World Fellows at the Jackson Institute of Global Affairs on Friday held a protest in support of Global Climate Strike — the largest protest against climate change in history, inspired by Swedish youth activist Greta Thunberg.

The demonstration, which took place in front of Sterling Memorial Library Friday afternoon, was the first of several events slated to take place in New Haven this week to help combat climate change. In addition to the World Fellows, director of the World Fellows Program Emma Sky, Yale College Dean Marvin Chun and around 100 other Yale community members attended the protest. At the event, World Fellow Alex Muñoz, along with Windham-Campbell Prize recipient Rebecca Solnit and the 10-year-old daughter of World Fellow Cristina Vélez Valencia, Amelia, emphasized the urgency of global warming and urged the Yale community to act now.

“Yale has to support the global demand to solve the climate crisis,” said Muñoz, who is an ocean conservationist for National Geographic. “We cannot be absent.
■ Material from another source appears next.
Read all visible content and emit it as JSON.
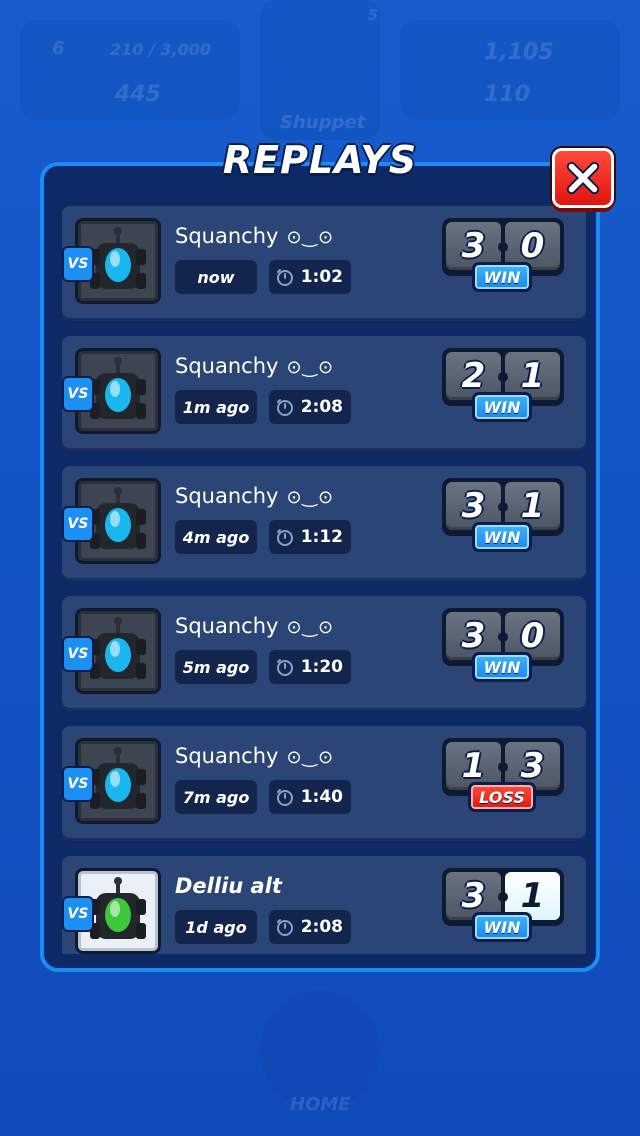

We need to be a part of the solution actively.”

In an interview with the News, Muñoz said while World Fellows hail from different parts of the world, the group has “in common a great concern for problems like the climate crisis.” The Yale community must get together to “have any chance of solving this huge threat to humanity,” Muñoz said.

Following Muñoz’s speech, Amelia took the microphone and announced that “our life is at stake.” Politicians need to acknowledge the risk climate change poses on humanity, Amelia added. Solnit said climate change is the “most important issue our species has ever faced” and emphasized that the obstacles for change are neither economic nor scientific, but solely political. Following the speeches, event participants marched on Elm Street to the New Haven Green holding signs that read “There’s more trash in the ocean than there is at Harvard” and “Denial is not a policy.”

Students interviewed by the News said they felt urgency to respond promptly to climate change and wanted people in positions of power to listen to their voices. Miklós Veszprémi GRD ’22 argued that the University must allocate “1 [billion] of [29.4] billion dollars [from its endowment] for solar panels for all of Yale.”

World Fellow Nizam Uddin — who leads community integration at The Prince’s Trust, a British charity that raises money for the unemployed — said that advocacy against climate change is closely connected to his work.

“In the U.K., I work in social integration,” he said. “At its heart, it involves taking a niche issue, bringing it to the world, and creating a common language we speak. The climate crisis is not a big, distant problem. It’s our everyday — how we eat, interact and live.”

The Maurice R. Greenberg World Fellows Program is a four-month, full-time residential program founded in 2002 through Yale’s Jackson Institute of Global Affairs.